De is the third generation artisan of a family from Devnathpura in Bengali Tola. De said he did not have words to describe the misery of the craftspeople in the area during the pandemic. But, this year, things have looked up, he said.
Durga Puja is being celebrated from October 1 to October 5, and beautiful pandals are being set up for the annual festivities. Artisans have once again found employment.
"I have been helping make the murtis for the past six years. In between for the two years of the pandemic I had no work at all," Saurabh Sarkar, who is also from Bengali Tola, told Gaon Connection. "I am grateful to Maa Durga that I found work this year," he added. Sarkar, who is a helper to the main craftsman, said he earned about Rs 600 a day for his work.
The principle craftsmen get paid Rs 1,200 a day for their work while their helpers and assistants are paid Rs 600.
The Bengalis of Banaras
The Bengali Tola came into being more than a 100 years ago when elderly people from Bengal came to Varanasi to spend their last days, and their near and dear ones also came along with them, said Devashis Das, who heads a Bengali social organisation in Varanasi.
"Gradually a community of Bengalis settled in this area that came to be known as Bengali tola," Das told Gaon Connection. Tola means hamlet. "Community pujas were started in Varanasi by the Bengalis in 1922," he added.
It is said that one Lalit Mohan Sen who worked in the court of the King of Kashi enabled the Bengali community to start holding the pujas in the city. The Durga Puja became an integral part of Varanasi with its citizens embracing the Bengali community and celebrating the goddess along with it.
Over the years, the appearance of the Durga murtis have changed. "Earlier, Durga's eyes would be fierce looking and her garments, jewellery etc., were all fashioned out of mud. Only the weapons she carried were bought from the bazaar," Devashish Das explained.
The figures of the goddesses would be no more than three or four feet, and the complexion would be yellowish while that of the asura would be green. In the 70s and 80s the complexion of the goddesses changed to an orangish hue and that of the Asur became light pink.
"Also, the garments, jewellery, accessories that were originally made of mud, now came to be bought separately and added to the image," Das added.
"But the tradition of making the idols will not continue for long if the government does not help us out. It is becoming increasingly difficult to live with what we earn from this," said Saurabh Sarkar.
"While we are happy and excited to welcome Maa Durga in our midst again, we are also greatly worried at the way prices of everything are skyrocketing. It will surely have an adverse impact on our livelihoods," he worried.
Need financial assistance
"This year, there has been considerable anticipation amongst people for a grand puja celebration. However, clubs and committees that celebrate the pujas are not showing much inclination to spend a little more on the murtis," craftsman Gopal Chandra De rued.

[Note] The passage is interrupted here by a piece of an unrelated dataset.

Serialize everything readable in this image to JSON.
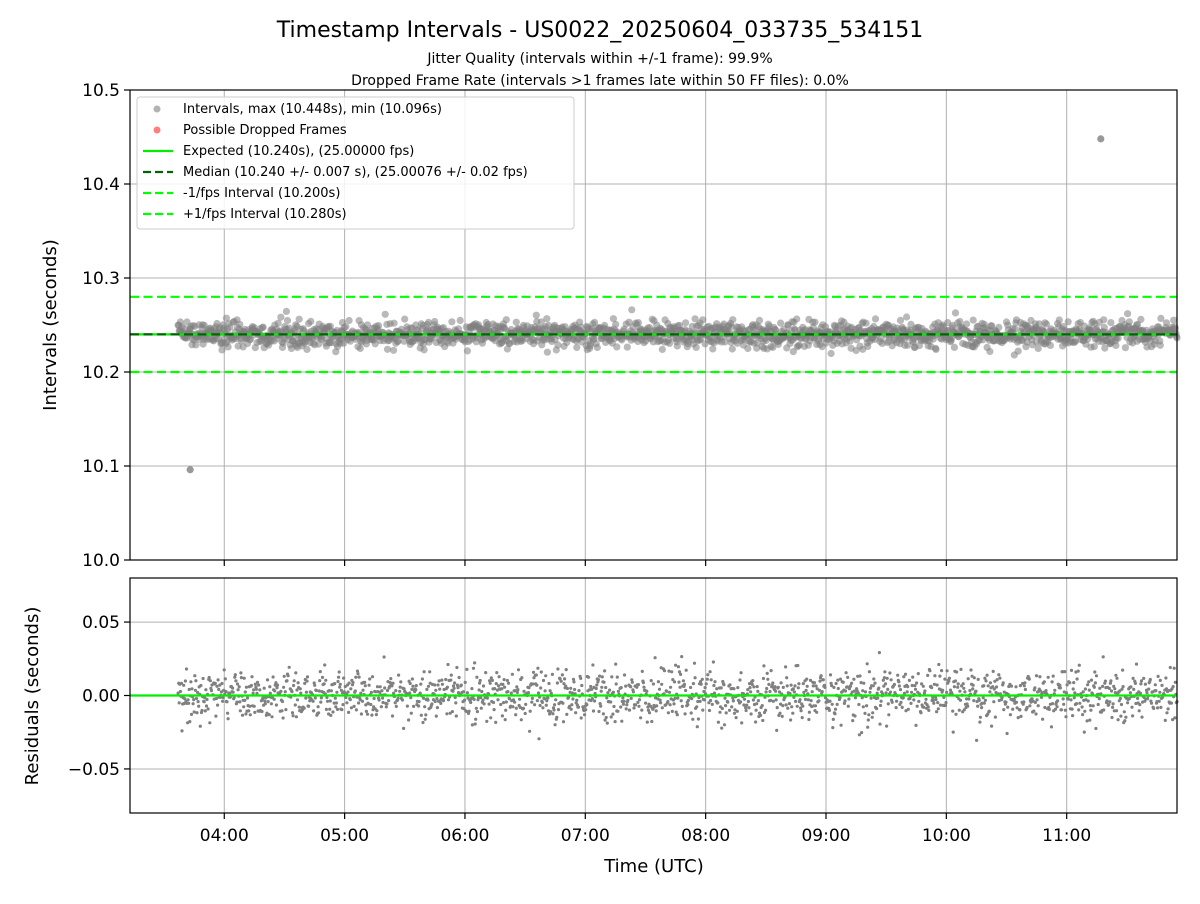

According to De, the focus is all on decorations and elaborate puja pandals, and not on the figures of the goddess. "They want to buy the murtis at the same rate they had bought them for two years ago," De said.
According to the craftsman, the cost of living had gone up, yet, they were forced to sell the goddesses they created at 10 to 15 per cent less than what they should ideally get. "This is perhaps why this year there have been orders for only 23 statues whereas it is usually 32 or so that are made," De pointed out.
"The prices of everything have gone up, but if we ask for more money for the murtis people do not want to buy them," he added.
"Each murti used to sell for Rs 12,000. And this year too there has been no raise and it is going for the same amount," helper Saurabh Sarkar said.
But, the craftsmen of Varanasi are happy that this year they can welcome Maa Durga with all fanfare and seek her blessings.